One of Tolstoy's earliest published stories, 'The Raid', was based on a military manouvre against the Chechen mountain tribesmen, in which Nikolay's unit took part. The story appeared in censored form in 1852. "Can it be that there is not room for all men on this beautiful earth under these immeasurable starry heavens?" Tolstoy asked. "Can it be possible that in the midst of this entrancing Nature feelings of hatred, vengeance, or the desire to exterminate their fellows can endure in the souls of men?" About fifty years later Tolstoy returned to his experiences in Caucasus in the novella Hadji Murad (1904), still a highly insightful introduction to the backgrounds of today's Chechnyan tragedy. It also was an elegiac reprise of the dominant themes of Tolstoy's art and life. The famous philosopher Ludwig Wittgenstein gave the book to his disciple Norman Malcolm, telling him that there was a lot to be got out of it.

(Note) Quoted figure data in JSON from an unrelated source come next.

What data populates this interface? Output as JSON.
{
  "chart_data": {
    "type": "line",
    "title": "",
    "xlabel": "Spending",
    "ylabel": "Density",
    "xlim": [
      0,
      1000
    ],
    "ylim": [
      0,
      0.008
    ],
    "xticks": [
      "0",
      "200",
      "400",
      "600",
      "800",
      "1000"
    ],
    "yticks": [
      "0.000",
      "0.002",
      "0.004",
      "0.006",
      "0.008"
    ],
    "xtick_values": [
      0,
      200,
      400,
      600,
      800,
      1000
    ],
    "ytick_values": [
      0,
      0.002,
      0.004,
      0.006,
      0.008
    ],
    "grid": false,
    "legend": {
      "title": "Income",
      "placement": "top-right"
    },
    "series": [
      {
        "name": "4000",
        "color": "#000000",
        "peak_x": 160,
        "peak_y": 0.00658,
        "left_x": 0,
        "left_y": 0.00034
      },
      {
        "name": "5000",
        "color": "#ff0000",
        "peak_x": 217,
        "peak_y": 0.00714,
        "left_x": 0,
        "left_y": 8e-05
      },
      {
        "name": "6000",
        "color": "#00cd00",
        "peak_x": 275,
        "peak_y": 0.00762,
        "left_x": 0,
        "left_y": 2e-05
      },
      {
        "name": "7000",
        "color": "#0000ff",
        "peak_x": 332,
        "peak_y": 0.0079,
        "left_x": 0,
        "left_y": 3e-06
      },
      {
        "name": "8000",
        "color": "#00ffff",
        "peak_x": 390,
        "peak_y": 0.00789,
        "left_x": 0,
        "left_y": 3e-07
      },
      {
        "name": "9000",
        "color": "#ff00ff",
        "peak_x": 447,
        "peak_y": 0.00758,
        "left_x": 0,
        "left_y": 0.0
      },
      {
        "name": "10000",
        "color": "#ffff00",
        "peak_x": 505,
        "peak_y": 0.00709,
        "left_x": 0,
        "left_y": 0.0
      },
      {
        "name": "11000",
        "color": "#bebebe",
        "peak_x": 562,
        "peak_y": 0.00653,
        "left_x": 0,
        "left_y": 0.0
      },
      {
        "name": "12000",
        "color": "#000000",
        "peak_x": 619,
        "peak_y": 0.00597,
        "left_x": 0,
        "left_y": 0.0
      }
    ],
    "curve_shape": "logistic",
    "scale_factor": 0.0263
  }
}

During the Crimean War Tolstoy commanded a battery, witnessing the siege of Sebastopol (1854-55). In 1857 he visited France, Switzerland, and Germany. After his travels Tolstoy settled in Yasnaya Polyana, where he started a school for peasant children. He saw that the secret of changing the world lay in education. He investigated during further travels to Europe (1860-61) educational theory and practice, and published magazines and textbooks on the subject. In 1862 he married Sonya Andreyevna Behrs (1844-1919); she bore him 13 children. Sonya also acted as her husband's devoted secretary.